Effects of the Corporate Reform Movement on Science Teaching

Written by Jack Hassard

On December 6, 2011

If Mayor Michael Bloomberg had his way, he told students at M.I.T. that he would fire half the teachers in New York City, pay them twice as much to teach classes double the current size.  One of the Corporate Reform Movement slogans is weed out ineffective teachers.  Bloomberg’s theory is if we fire half of them, then maybe the quality of the teachers remaining are better than those fired. Bloomberg actually believes that he can make education better by firing half of all New York teachers, and paying the rest higher salaries.

Bloomberg’s comments are the face of the corporate reform model that some have termed the “billionaire boys club.”  For more than a decade, the force of the corporate reform movement has undermined public schools as we have known them, and is attempting to replace them with charter-type for profit schools that can do as Bloomberg suggests, fire at will.

The corporate reform movement has powerful effects on science teaching, and in general, they are destroying public education.
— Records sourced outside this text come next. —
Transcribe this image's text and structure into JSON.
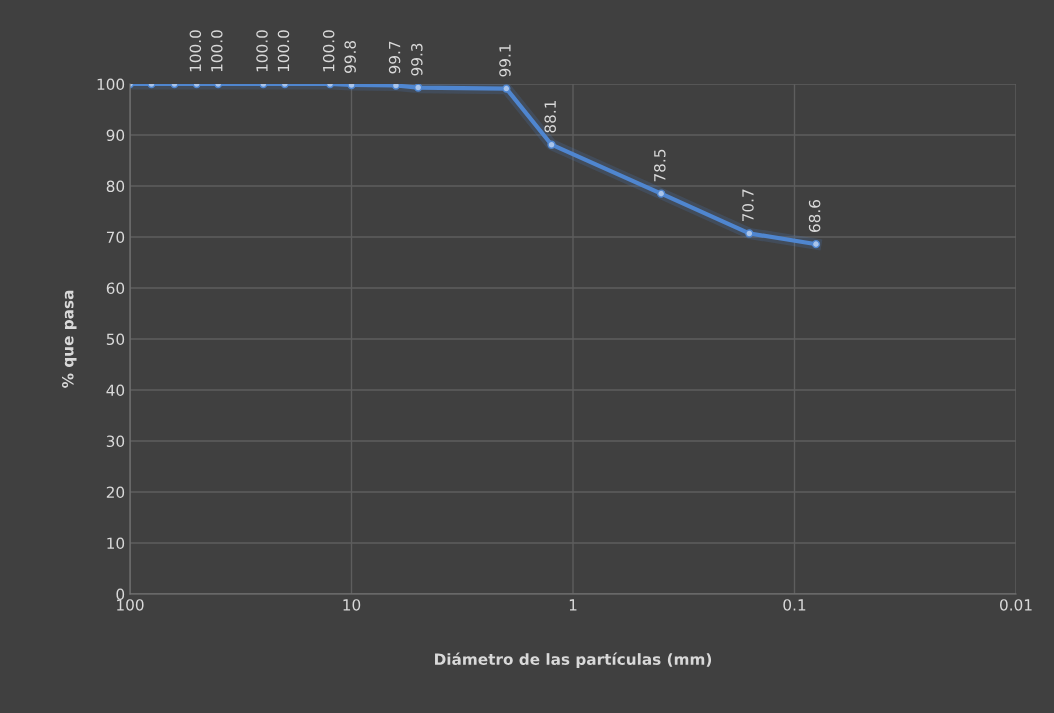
{
  "chart_data": {
    "type": "line",
    "xlabel": "Diámetro de las partículas (mm)",
    "ylabel": "% que pasa",
    "x": [
      100,
      80,
      63,
      50,
      40,
      25,
      20,
      12.5,
      10,
      6.3,
      5,
      2,
      1.25,
      0.4,
      0.16,
      0.08
    ],
    "series": [
      {
        "color": "#4f86d0",
        "values": [
          100,
          100,
          100,
          100,
          100,
          100,
          100,
          100,
          99.8,
          99.7,
          99.3,
          99.1,
          88.1,
          78.5,
          70.7,
          68.6
        ],
        "value_labels": [
          null,
          null,
          null,
          "100.0",
          "100.0",
          "100.0",
          "100.0",
          "100.0",
          "99.8",
          "99.7",
          "99.3",
          "99.1",
          "88.1",
          "78.5",
          "70.7",
          "68.6"
        ]
      }
    ],
    "log": "x",
    "xlim": [
      100,
      0.01
    ],
    "xticks": [
      100,
      10,
      1,
      0.1,
      0.01
    ],
    "ylim": [
      0,
      100
    ],
    "yticks": [
      0,
      10,
      20,
      30,
      40,
      50,
      60,
      70,
      80,
      90,
      100
    ],
    "grid": true,
    "marker": "circle",
    "line_style": "solid"
  }
}
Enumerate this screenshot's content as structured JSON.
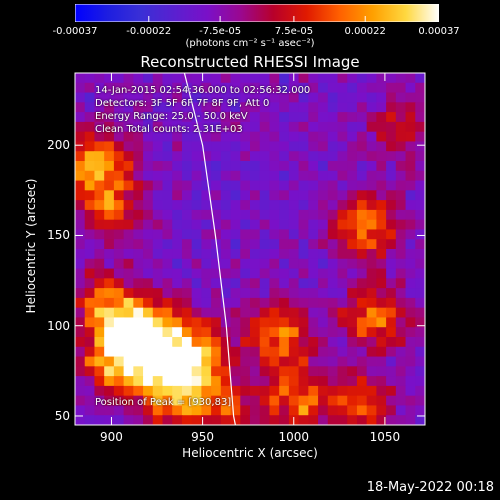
{
  "colorbar": {
    "ticks": [
      "-0.00037",
      "-0.00022",
      "-7.5e-05",
      "7.5e-05",
      "0.00022",
      "0.00037"
    ],
    "tick_values": [
      -0.00037,
      -0.00022,
      -7.5e-05,
      7.5e-05,
      0.00022,
      0.00037
    ],
    "unit": "(photons cm⁻² s⁻¹ asec⁻²)",
    "stops": [
      "#0000ff",
      "#1e1ee0",
      "#3a2fd6",
      "#5a20d0",
      "#7a10c8",
      "#9a0890",
      "#b8002a",
      "#e01a00",
      "#ff6000",
      "#ffa000",
      "#ffd840",
      "#ffffff"
    ]
  },
  "chart_data": {
    "type": "heatmap",
    "title": "Reconstructed RHESSI Image",
    "xlabel": "Heliocentric X (arcsec)",
    "ylabel": "Heliocentric Y (arcsec)",
    "xlim": [
      880,
      1072
    ],
    "ylim": [
      45,
      240
    ],
    "xticks": [
      900,
      950,
      1000,
      1050
    ],
    "yticks": [
      50,
      100,
      150,
      200
    ],
    "value_range": [
      -0.00037,
      0.00037
    ],
    "limb_curve": [
      [
        940,
        240
      ],
      [
        950,
        200
      ],
      [
        957,
        150
      ],
      [
        963,
        100
      ],
      [
        967,
        50
      ],
      [
        968,
        45
      ]
    ],
    "peak_position": [
      930,
      83
    ],
    "bright_sources": [
      {
        "x": 920,
        "y": 95,
        "level": 1.0
      },
      {
        "x": 905,
        "y": 80,
        "level": 0.95
      },
      {
        "x": 935,
        "y": 65,
        "level": 0.9
      },
      {
        "x": 898,
        "y": 110,
        "level": 0.7
      },
      {
        "x": 945,
        "y": 85,
        "level": 0.8
      },
      {
        "x": 892,
        "y": 190,
        "level": 0.75
      },
      {
        "x": 900,
        "y": 165,
        "level": 0.5
      },
      {
        "x": 990,
        "y": 95,
        "level": 0.7
      },
      {
        "x": 1000,
        "y": 60,
        "level": 0.6
      },
      {
        "x": 1040,
        "y": 155,
        "level": 0.7
      },
      {
        "x": 1045,
        "y": 105,
        "level": 0.6
      },
      {
        "x": 1035,
        "y": 55,
        "level": 0.55
      },
      {
        "x": 1060,
        "y": 210,
        "level": 0.4
      },
      {
        "x": 960,
        "y": 55,
        "level": 0.45
      }
    ]
  },
  "info": {
    "time": "14-Jan-2015 02:54:36.000 to 02:56:32.000",
    "detectors": "Detectors: 3F 5F 6F 7F 8F 9F, Att 0",
    "energy": "Energy Range: 25.0 - 50.0 keV",
    "clean": "Clean     Total counts: 2.31E+03",
    "peak": "Position of Peak = [930,83]"
  },
  "footer": {
    "date": "18-May-2022 00:18"
  }
}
Here are two effects.

Erosion of the Profession of Teaching

Stan Karp, in his Rethinking Schools Blog, suggests that corporations are the leading erosive force in demonizing teachers and unions, and undermining any efforts to improve teacher quality and evaluation.  By financially supporting the creation of large data systems and high-stakes tests, the corporate mentality is destroying education by using detached, and impersonal evaluations to determine teacher quality.  It’s effect is to erode the profession of teaching.

Unlike Bloomberg who is fixated on getting rid of bad teachers, Karp is suggesting that we should be developing and sustaining good teachers.

Karp describes a successful model of professional growth as the principle undergirding quality teaching.  He cites the Montgomery County, Maryland Professional Growth Systems (PGS) which is a collaborative system to improve teaching, rather than corporate and state led “value-added” or “student growth” approaches.  Read more here

In the Montgomery Model, which was negotiated through collective bargaining, a clear vision of professional teaching is the basis for the program, test scores are used as one of a host of indicators of student progress, peer assistance and review are integral, and a qualitative approach is used to promote teacher quality.  The Montgomery model has been in effect for 11 years, and has used a peer assistance and review (PAR) for novice teachers, and underperforming tenured teachers.  The Montgomery model uses six standards, which are based on the National Board for Professional Teaching Standards Five Core Propositions.

A side note:  While I was a teacher in the Lexington School System (MA) in the 1960s, the district implemented one of the first evaluation programs for teachers based on professional growth.  Named the Teacher Leadership Program, a teacher could apply for the leadership program after three years of service.  To do so required that the teacher create a portfolio of work including lesson plans, projects, student evaluations, peer evaluations, samples of student work, sample of teacher innovative products.  The portfolio was assessed by a team of peers and administrators.  If the teacher’s credentials were deemed high quality, the teacher entered the Teacher Leadership Program, and for the next three years, would jump two steps each year on the salary ladder.  At the end of the three years, the teacher could reapply.  The underlying premise of the Leadership Program was to focus on professional growth, and high quality teaching.

Disingenuous Nature of School Choice

School choice is the essence of the corporate reform movement.  The wisdom is that in a democracy parents should have a choice where not to send their students.  For example, it’s believed that charter schools are far superior to their neighboring public schools.  In fact, the law is that if a public school that your child attends has been deemed a failure, “then students could transfer schools, opt to attend a charter school, or receive a voucher to attend a private school.”  In her New Times Opinion article, Natalie Hopkinson explains Why School Choice Fails.   She puts it this way:

The idea was to introduce competition; good schools would survive; bad ones would disappear. It effectively created a second education system, which now enrolls nearly half the city’s public school students. The charters consistently perform worse than the traditional schools, yet they are rarely closed.

Meanwhile, failing neighborhood schools, depleted of students, were shut down. Invariably, schools that served the poorest families got the ax — partly because those were the schools where students struggled the most, and partly because the parents of those students had the least power.

In the mind of the corporate reformers, ignorance is bliss.  Charter schools, the direct recipient of school choice, have consistently not done as well as public schools.  But because of the NCLB Act, schools can be closed based on high-stakes performance testing, and mass firing of teachers is now a reality.  As Hopkinson points out, most of the school closures occur in poor neighborhoods, not affluent communities.   Anthony Cody suggests that this type of educational reform ends up creating turmoil, especially in neighborhoods of high poverty.